As I have extensively covered in the past months the majority of the unprecedented demand for gold from China, which started in January 2013, was being supplied by the UK, home of the London bullion market and many bullion bank (and private) gold vaults. Via Switzerland, where the gold was remelted into kilobars, it was shipped towards Hong Kong where most of it was re-exported to China mainland. Whilst in 2013 it was clear that the world’s largest gold-backed ETF, GLD, was the predominant supplier from the UK, since January 2014 GLD inventory has more or less stabilized.
But UK gold export at the time remained elevated. In January 2014 the UK net exported 143 metric tonnes of gold (118 tonnes net to Switzerland), in February net export accounted for 107 tonnes (119 net to Switzerland). This gold must have been fully supplied from other vaults than GLD’s, which raises the question; how much floating supply is there left in London. I believe there is still a lot of physical gold in London (I will do a future post on some estimates), but I don’t know how much of this is floating supply.
Let’s head over to the east and see how much physical gold China has imported year to date, based on official trading statistics. If we look at the trade stats from Hong Kong we can see net export to the mainland in January was 89.7 tonnes, in February it was 112.3 tonnes and in March 85.1 tonnes. The amount that crossed the border in March was down 24 % from February, but still strong – 85.1 tonnes annualized is 1021.2 tonnes. The total in Q1 accounted for 287 tonnes, annualized 1148 tonnes (just to give you an idea).

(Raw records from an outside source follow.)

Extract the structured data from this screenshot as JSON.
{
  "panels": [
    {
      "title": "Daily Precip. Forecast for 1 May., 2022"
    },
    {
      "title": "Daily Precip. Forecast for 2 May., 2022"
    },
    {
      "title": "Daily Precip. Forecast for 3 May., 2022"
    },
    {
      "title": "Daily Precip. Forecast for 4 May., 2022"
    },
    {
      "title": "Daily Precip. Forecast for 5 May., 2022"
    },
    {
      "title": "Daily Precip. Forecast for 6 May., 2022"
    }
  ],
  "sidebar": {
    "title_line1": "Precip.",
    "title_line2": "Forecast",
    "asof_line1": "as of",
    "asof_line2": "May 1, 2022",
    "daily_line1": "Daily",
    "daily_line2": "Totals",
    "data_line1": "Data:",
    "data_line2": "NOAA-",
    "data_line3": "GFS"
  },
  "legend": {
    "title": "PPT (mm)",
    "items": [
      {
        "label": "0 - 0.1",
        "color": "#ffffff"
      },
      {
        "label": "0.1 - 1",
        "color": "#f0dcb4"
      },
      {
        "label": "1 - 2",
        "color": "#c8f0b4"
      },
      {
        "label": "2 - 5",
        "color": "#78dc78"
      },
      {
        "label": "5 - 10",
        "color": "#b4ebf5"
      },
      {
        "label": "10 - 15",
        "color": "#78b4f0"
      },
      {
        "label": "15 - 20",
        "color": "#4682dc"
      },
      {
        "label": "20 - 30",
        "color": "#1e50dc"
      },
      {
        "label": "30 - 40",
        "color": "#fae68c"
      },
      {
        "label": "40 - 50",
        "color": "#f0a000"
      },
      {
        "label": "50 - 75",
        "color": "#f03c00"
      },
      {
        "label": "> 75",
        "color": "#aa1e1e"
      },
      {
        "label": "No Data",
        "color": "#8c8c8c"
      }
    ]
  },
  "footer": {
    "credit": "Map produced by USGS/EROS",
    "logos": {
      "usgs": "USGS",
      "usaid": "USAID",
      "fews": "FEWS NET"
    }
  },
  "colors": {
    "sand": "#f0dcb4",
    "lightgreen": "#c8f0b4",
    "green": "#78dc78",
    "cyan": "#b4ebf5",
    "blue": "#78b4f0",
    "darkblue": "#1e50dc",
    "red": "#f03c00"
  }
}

As we all know by now Hong Kong is not the only port through which China is importing gold. Though the Chinese are reluctant to disclose their gold trade numbers – guess why that is – from the trade statistics of other countries we can see a portion of how much gold officially vanishes in the black hole (China’s strong hands) not to return in the foreseeable future. Switzerland, where 70 % of the world’s gold refining capacity is located among four refineries, has been so kind to publish monthly reports on whom they trade gold with, and how much, since January 2014. The Swiss net exported 12 tonnes to China in January, 36.9 tonnes in February and 26 tonnes in March. If we add up Hong Kong and Switzerland net export to China in Q1 the outcome is 362 tonnes, annualized 1448 tonnes (just to give you an idea). Remember, this is only from two countries, it doesn’t include the kilobar shippings from the Perth Mint to China for example. Chinese gold import in Q1 has definitely been more than 362 tonnes – also because the official trade numbers I’ve used for this post do not include monetary gold, PBOC purchases will not show up in these stats.
It’s remarkable that Chinese net import in March, at least 111.1 tonnes (85.1 + 26), hasn’t been sourced from London, as it has been in the past year. UK total net gold export in March collapsed 85 % m/m from 107 tonnes in February to 16 tonnes in March, net export to Switzerland fell by 72 % from 119 in February to 34 tonnes inMarch.
The main gold vein, as I’ve called it, that ran from the UK, through Switzerland, through Hong Kong finally reaching the mainland, is drying up. Switzerland net gold export to Hong Kong fell 76 % from 97.9 tonnes in February to 23.9 tonnes in March, according to Swiss customs.
In the coming months I’ll be watching very closely if any more gold will be squeezed out of London and how Swiss exports to Hong Kong and the mainland will evolve. I believe the largest floating supply is/was in London, it will be decisive for the gold market if these stocks are gone. Additionally I will search more customs databases to get hard numbers on gold export to China mainland.
The following video was broadcasted in December 2013. Kenneth Hoffman states that the London gold vaults were virtually empty at the time. Are the last bars being moved out at this very moment? The managing director of Switzerland’s biggest gold refinery stated this is exactly what is happening.
Because net export from Hong Kong to the mainland in March didn’t collapse, but Swiss export to Hong Kong did, two things could have happened. Or Hong Kong, which has net imported 924.6 tonnes of gold since 2010, shared a little of its yellow metal to supply the mainland, or other countries than Switzerland increased their export to Hong Kong. To find out I made a chart combining Hong Kong net import with Hong Kong’s main trading partners.
From looking at the chart I think this is what happened; during Q1 Hong Kong net import dropped (Switzerland and UK imports down, Australia and the US quite stable in March), which means a bigger share of what they imported was sent forward to the mainland supplemented by inventory build up in Hong Kong over the past years.
From stats of the Shanghai Gold Exchange I know Chinese wholesale demand came down after Q1 without premiums going up. This suggest there hasn’t been a supply shortage in the mainland in April. However, even China’s non-government demand pace in April combined with demand from the PBOC, India, Russia and the rest of the world can transcend global mining and scrap supply, pressuring the floating supply. Let alone if Chinese demand will spring back, which is quite likely to happen at these prices and given the fact the Chinese government is officially stimulating its people to buy gold.
Additional charts: Hong Kong net import in Q1 accounted for 193 metric tonnes.
Chinese net import from Hong Kong in Q1 accounted for 287 metric tonnes.